It sounds harsh, but often because of
impoverished backgrounds, ayis from the provinces will often lack the sophistication
of Beijingers. Ayi stories abound. A western diplomat friend and her husband
once came home to find their ayi ironing their treasured Egyptian cotton
bedsheets. Nothing too unusual about that, except she was holding them up and
ironing them against a wall. Still nothing too horrid about that, except that
between sweeps of the iron she was taking a big mouthful of water and
spit-spraying it across the sheet. “It’s the best way to get these creases
out,” she said happily, as our friends pondered how long they’d been sleeping
on so-ironed sheets.
I once took our new Anhui ayi through her bed
linen routine, saying she should wash the sheets and put them in the dryer for
about 40 minutes before re-making the bed. Putting our girls to bed that night,
we were surprised to find their bedsheets wet. Sure enough, ayi had dutifully taken
them out of the dryer after 40 minutes and re-made the bed, without stopping to
notice they weren’t yet dry.
In fairness, she seriously might have
thought this is how westerners like their beds. So much is lost in the mire of
cultural difference, as often in language barriers. This doesn’t quite explain
our friends’ ayi spitting on their sheets, but still.

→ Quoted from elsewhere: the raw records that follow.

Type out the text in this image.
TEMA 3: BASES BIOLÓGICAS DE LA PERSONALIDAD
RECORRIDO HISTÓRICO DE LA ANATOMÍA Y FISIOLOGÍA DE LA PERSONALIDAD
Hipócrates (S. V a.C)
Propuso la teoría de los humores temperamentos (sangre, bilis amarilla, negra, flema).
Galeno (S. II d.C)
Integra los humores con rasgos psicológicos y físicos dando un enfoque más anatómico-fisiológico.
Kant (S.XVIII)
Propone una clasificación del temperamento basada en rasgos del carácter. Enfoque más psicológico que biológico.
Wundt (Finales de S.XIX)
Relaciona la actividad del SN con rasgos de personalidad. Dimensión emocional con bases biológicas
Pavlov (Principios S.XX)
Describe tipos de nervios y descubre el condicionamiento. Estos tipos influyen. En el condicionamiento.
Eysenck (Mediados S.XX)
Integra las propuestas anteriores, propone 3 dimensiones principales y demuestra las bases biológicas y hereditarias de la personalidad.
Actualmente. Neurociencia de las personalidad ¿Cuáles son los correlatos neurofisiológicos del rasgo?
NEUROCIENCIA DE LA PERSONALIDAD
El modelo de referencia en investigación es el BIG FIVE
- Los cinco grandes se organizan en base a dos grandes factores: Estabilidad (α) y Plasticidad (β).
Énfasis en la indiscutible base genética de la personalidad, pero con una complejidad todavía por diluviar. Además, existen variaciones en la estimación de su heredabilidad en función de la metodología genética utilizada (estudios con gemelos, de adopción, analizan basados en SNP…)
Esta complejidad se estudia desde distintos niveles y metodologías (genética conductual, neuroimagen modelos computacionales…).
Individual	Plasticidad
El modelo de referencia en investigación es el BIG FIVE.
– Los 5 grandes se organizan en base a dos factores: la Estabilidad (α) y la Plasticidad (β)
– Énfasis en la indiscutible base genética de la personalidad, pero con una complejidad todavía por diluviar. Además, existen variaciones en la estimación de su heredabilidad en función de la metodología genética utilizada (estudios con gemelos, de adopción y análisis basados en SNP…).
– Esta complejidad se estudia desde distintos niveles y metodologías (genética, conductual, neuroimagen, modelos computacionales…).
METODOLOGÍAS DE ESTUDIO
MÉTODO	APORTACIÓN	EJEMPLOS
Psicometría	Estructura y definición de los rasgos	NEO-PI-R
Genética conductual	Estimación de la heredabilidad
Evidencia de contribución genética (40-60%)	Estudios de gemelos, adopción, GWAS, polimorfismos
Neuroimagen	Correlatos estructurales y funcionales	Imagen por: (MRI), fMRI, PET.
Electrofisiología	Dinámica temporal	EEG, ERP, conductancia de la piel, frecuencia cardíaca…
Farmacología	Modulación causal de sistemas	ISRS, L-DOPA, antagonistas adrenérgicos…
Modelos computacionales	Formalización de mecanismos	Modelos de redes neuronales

Provided agreements have been explicitly
reached, your ayi will generally be a great help. She’ll clean, cook,
shop, do school runs, and perhaps act as a Mandarin teacher and surrogate
grandmother to your kids.
Then you’ll repatriate and she’s the grandmother
your kids will never see again, which is weird. So this expat life can be
strange. Ayis can be problematic. But then again, if you can’t remember a time
when you didn’t have domestic staff to complain about, things can’t be too bad.